What the Tax Clerk Told Me
This morning I went to the tax office to find out how sizeable a chunk the Israeli government will be biting out of my husband’s salary in 2016.
April 1st is the final date to submit these important forms to all Israeli employers, so I assume the office has been swamped over the last few weeks. Maybe that’s why the security guard responded with the human equivalent of a growl when I asked him which way I should go to do a “tium mas.”
Feeling like a chastened 4-year-old, I followed the signs marking the way to the office I needed.
They say that there are no atheists in foxholes. But in my life, I would say there are no atheists in government offices. Anytime I need to place my fate into the hand of a government clerk, I start channeling Rav Arush: “Hashem, there is nothing but You! This clerk has no power over me! Everything is from you, everything is from you!”
Surprisingly, there were only two other people in the waiting room. And when my number was called, I reminded Hashem, “Everything that happens right now is from You!”
The clerk was a young religious guy, maybe in his late twenties. He looked at my husband’s salary form and said, “You used to live in Nachlaot, right?”
“Yes,” I said, wondering if our previous address appeared on the form.
“My wife was your husband’s student at Nishmat before we got married. She always told me about Rabbi Weisberg from Nachlaot and how the students loved coming to you for Shabbat meals.”
From one moment to the next, I went from being a chastened 4-year-old to an esteemed rebbetzin.
On the way home, the tium mas in my purse, I thought about the gift of that meeting.
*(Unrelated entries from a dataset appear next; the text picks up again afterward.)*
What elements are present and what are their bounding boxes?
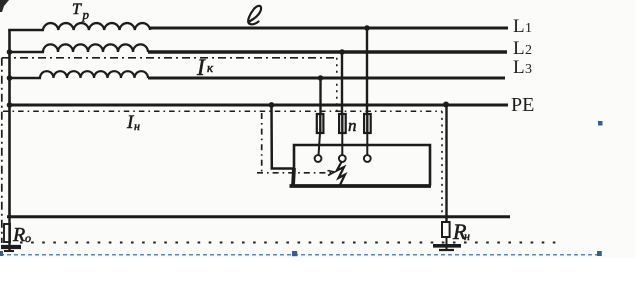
transformer Tp winding, phase L2: [43, 44, 148, 52]
svg-text:3: 3: [525, 62, 532, 77]
node: L1 tap: [364, 25, 370, 31]
svg-text:1: 1: [525, 21, 532, 36]
line PE: [10, 104, 509, 107]
fuse F1 (phase L3): [317, 114, 324, 133]
wire: L2 drop to fuse F2: [341, 52, 343, 115]
svg-text:к: к: [207, 60, 214, 75]
enclosure zone boundary: left dashed vertical: [261, 113, 263, 172]
wire: PE down to earth electrode Rn: [445, 105, 447, 223]
svg-text:н: н: [134, 119, 140, 133]
svg-text:н: н: [464, 229, 470, 243]
earth electrode Ro: [1, 217, 21, 251]
fault current loop Ik: drop along L2 feeder: [336, 58, 338, 113]
wire: fuse F2 to terminal: [341, 133, 343, 156]
equipment enclosure box: [290, 145, 432, 186]
selection handle bottom-left: [0, 251, 3, 256]
wire: L2 stub to bus: [10, 51, 45, 54]
node: PE tap for bonding: [269, 102, 275, 108]
bottom earth line: [7, 215, 510, 218]
svg-text:L: L: [513, 38, 525, 59]
terminal (L3 phase): [315, 155, 322, 162]
terminal (L2 phase): [339, 155, 346, 162]
svg-text:o: o: [25, 231, 31, 245]
load current path In (dash-dot below PE): [3, 110, 442, 112]
svg-text:L: L: [513, 57, 525, 78]
line L3: [148, 77, 505, 80]
wire: PE bonding conductor to enclosure: [272, 105, 294, 169]
svg-text:L: L: [513, 16, 525, 37]
wire: L3 stub to bus: [10, 77, 42, 80]
enclosure zone boundary: right dotted vertical: [441, 111, 443, 214]
arrowhead toward fault: [328, 171, 335, 176]
wire: fuse F1 to terminal: [319, 133, 321, 156]
node: L3 stub junction: [7, 75, 13, 81]
wire: L1 stub to bus: [8, 29, 44, 32]
fault flash at terminal L2: [337, 161, 345, 185]
transformer Tp winding, phase L3: [40, 71, 148, 78]
fuse F2 (phase L2): [339, 114, 346, 133]
svg-text:п: п: [348, 116, 357, 135]
neutral bus wire (left vertical): [8, 29, 11, 217]
svg-text:R: R: [12, 224, 25, 246]
node: PE tap to earth electrode Rn: [443, 102, 449, 108]
node: L3 tap: [318, 75, 324, 81]
svg-text:PE: PE: [511, 94, 534, 116]
wire: L1 drop to fuse F3: [366, 28, 368, 115]
transformer Tp winding, phase L1: [43, 23, 150, 30]
selection handle mid-right: [598, 121, 603, 126]
node: L2 stub junction: [7, 49, 13, 55]
svg-text:2: 2: [525, 43, 532, 58]
svg-text:I: I: [196, 55, 206, 80]
wire: L3 drop to fuse F1: [319, 78, 321, 115]
fault current loop Ik: left vertical run: [1, 58, 3, 243]
wire: fuse F3 to terminal: [366, 133, 368, 156]
node: PE at bus: [7, 102, 13, 108]
selection handle bottom-middle: [292, 251, 297, 256]
line L1: [150, 27, 508, 30]
svg-text:T: T: [72, 1, 82, 18]
scan corner artifact: [0, 0, 9, 12]
node: L2 tap: [339, 49, 345, 55]
line L2: [148, 50, 507, 54]
selection border (blue dashed): [0, 254, 598, 256]
enclosure zone boundary: bottom dashed run to fault: [257, 172, 331, 174]
label ℓ (line designation): [248, 6, 261, 24]
selection handle bottom-right: [597, 251, 602, 256]
fault current loop Ik: top dash-dot run: [2, 57, 337, 59]
earth electrode Rn: [433, 222, 461, 251]
fuse F3 (phase L1): [364, 114, 371, 133]
terminal (L1 phase): [364, 155, 371, 162]
earth current path (bottom dotted): [20, 242, 560, 244]
svg-text:p: p: [82, 7, 90, 22]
I thought about how bringing Hashem into the picture doesn’t mean that everything works out just how I would like it to (as it hadn’t when, on the way to the tax office, I stopped to picked up a very important registered letter which, it turned out, has disappeared off the face of the earth despite all my Rav Arush channeling.)
Rather, the gift Hashem gave me this morning was the realization that I shouldn’t need a government clerk, married to my husband’s former student, to make me feel like a valuable, important human being.
That is a feeling I should carry in my heart always, no matter what security guard growls or tax clerk smiles. Always.